Let's dig into the code a bit
On line 562 in the method
RelationalShapedQueryCompilingExpressionVisitor.ShaperProcessingExpressionVisitor.PopulateSplitIncludeCollectionAsync
has
if (splitQueryCollectionContext.Parent is TIncludingEntity entity)
{
while (dataReaderContext.HasNext ?? await dbDataReader.ReadAsync(queryContext.CancellationToken).ConfigureAwait(false))
{
if (!CompareIdentifiers(
identifierValueComparers,
splitQueryCollectionContext.ParentIdentifier, childIdentifier(queryContext, dbDataReader)))
{
dataReaderContext.HasNext = true;
return;
}
This code gets hit when a split query result is being enumerated. The problem is that at the very first row in the split that doesn't match the parent (by way of the identifier) it assumes that the split query result is finished, and that it's time to move to the next split collection (or finish). This is generally fine, as most sets are ordered by their identifier, so it's valid to say that once you hit a non-matching value you're done.
However, there is no ordering on the vehicle table! So when that last query is run it will return in the natural row order, and breaks when it hits the rows added at the time marker. There are more rows to consume, but we've already returned.
This is ultimately why a transaction works. Another workaround is to use timestamps and don't select any new rows (using a QueryFilter). If the vehicle id was included in the outer ordering that would also work.
There is also a code fix for this problem. Change the code above to:
if (splitQueryCollectionContext.Parent is TIncludingEntity entity)
{
while (dataReaderContext.HasNext ?? await dbDataReader.ReadAsync(queryContext.CancellationToken).ConfigureAwait(false))
{
if (!CompareIdentifiers(
identifierValueComparers,
splitQueryCollectionContext.ParentIdentifier, childIdentifier(queryContext, dbDataReader))
&& !dbDataReader.HasRows
)
{
dataReaderContext.HasNext = true;
return;
}
and the problem goes away. Instead of bailing when we hit an ID that doesn't match, we also check if there are more rows. I don't think there are a ton of downsides to this fix, as the overall query should keep us from consuming too many rows that don't have parents.
I'd be happy to put up a PR with the code fix (assuming there aren't any unknown side effects). The ordering fix may also be tractable, but I haven't tried it.

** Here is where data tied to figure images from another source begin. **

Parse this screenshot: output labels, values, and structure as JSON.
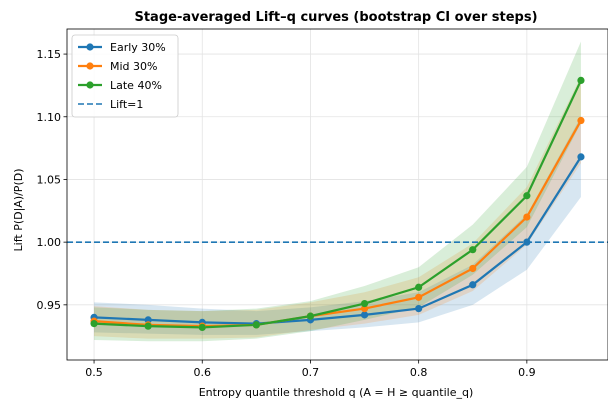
{
  "chart_data": {
    "type": "line",
    "title": "Stage-averaged Lift–q curves (bootstrap CI over steps)",
    "xlabel": "Entropy quantile threshold q  (A = H ≥ quantile_q)",
    "ylabel": "Lift  P(D|A)/P(D)",
    "xlim": [
      0.475,
      0.975
    ],
    "ylim": [
      0.906,
      1.17
    ],
    "xticks": [
      0.5,
      0.6,
      0.7,
      0.8,
      0.9
    ],
    "xtick_labels": [
      "0.5",
      "0.6",
      "0.7",
      "0.8",
      "0.9"
    ],
    "yticks": [
      0.95,
      1.0,
      1.05,
      1.1,
      1.15
    ],
    "ytick_labels": [
      "0.95",
      "1.00",
      "1.05",
      "1.10",
      "1.15"
    ],
    "grid": true,
    "legend_position": "top-left",
    "x": [
      0.5,
      0.55,
      0.6,
      0.65,
      0.7,
      0.75,
      0.8,
      0.85,
      0.9,
      0.95
    ],
    "series": [
      {
        "name": "Early 30%",
        "color": "#1f77b4",
        "values": [
          0.94,
          0.938,
          0.936,
          0.935,
          0.938,
          0.942,
          0.947,
          0.966,
          1.0,
          1.068
        ],
        "ci_lower": [
          0.928,
          0.927,
          0.926,
          0.926,
          0.929,
          0.932,
          0.936,
          0.95,
          0.978,
          1.036
        ],
        "ci_upper": [
          0.952,
          0.95,
          0.947,
          0.945,
          0.948,
          0.953,
          0.96,
          0.982,
          1.022,
          1.1
        ]
      },
      {
        "name": "Mid 30%",
        "color": "#ff7f0e",
        "values": [
          0.937,
          0.934,
          0.933,
          0.934,
          0.941,
          0.947,
          0.956,
          0.979,
          1.02,
          1.097
        ],
        "ci_lower": [
          0.925,
          0.923,
          0.923,
          0.924,
          0.93,
          0.935,
          0.942,
          0.961,
          0.998,
          1.063
        ],
        "ci_upper": [
          0.949,
          0.946,
          0.945,
          0.946,
          0.952,
          0.96,
          0.972,
          0.999,
          1.044,
          1.132
        ]
      },
      {
        "name": "Late 40%",
        "color": "#2ca02c",
        "values": [
          0.935,
          0.933,
          0.932,
          0.934,
          0.941,
          0.951,
          0.964,
          0.994,
          1.037,
          1.129
        ],
        "ci_lower": [
          0.922,
          0.921,
          0.921,
          0.923,
          0.929,
          0.938,
          0.948,
          0.974,
          1.012,
          1.095
        ],
        "ci_upper": [
          0.948,
          0.946,
          0.945,
          0.947,
          0.953,
          0.965,
          0.98,
          1.014,
          1.06,
          1.16
        ]
      }
    ],
    "reference_line": {
      "name": "Lift=1",
      "y": 1.0,
      "color": "#1f77b4",
      "style": "dashed"
    }
  }
}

anyone know if https://learn.microsoft.com/en-us/ef/core/what-is-new/ef-core-10.0/whatsnew#more-consistent-ordering-for-split-queries would fix this issue?
@devony I suspect that a lot of people are indeed ending up here because of the problem that's fixed in EF 10 by #26808; but there seems to be something else above that may not be addressed by it, further investigation still needs to be done.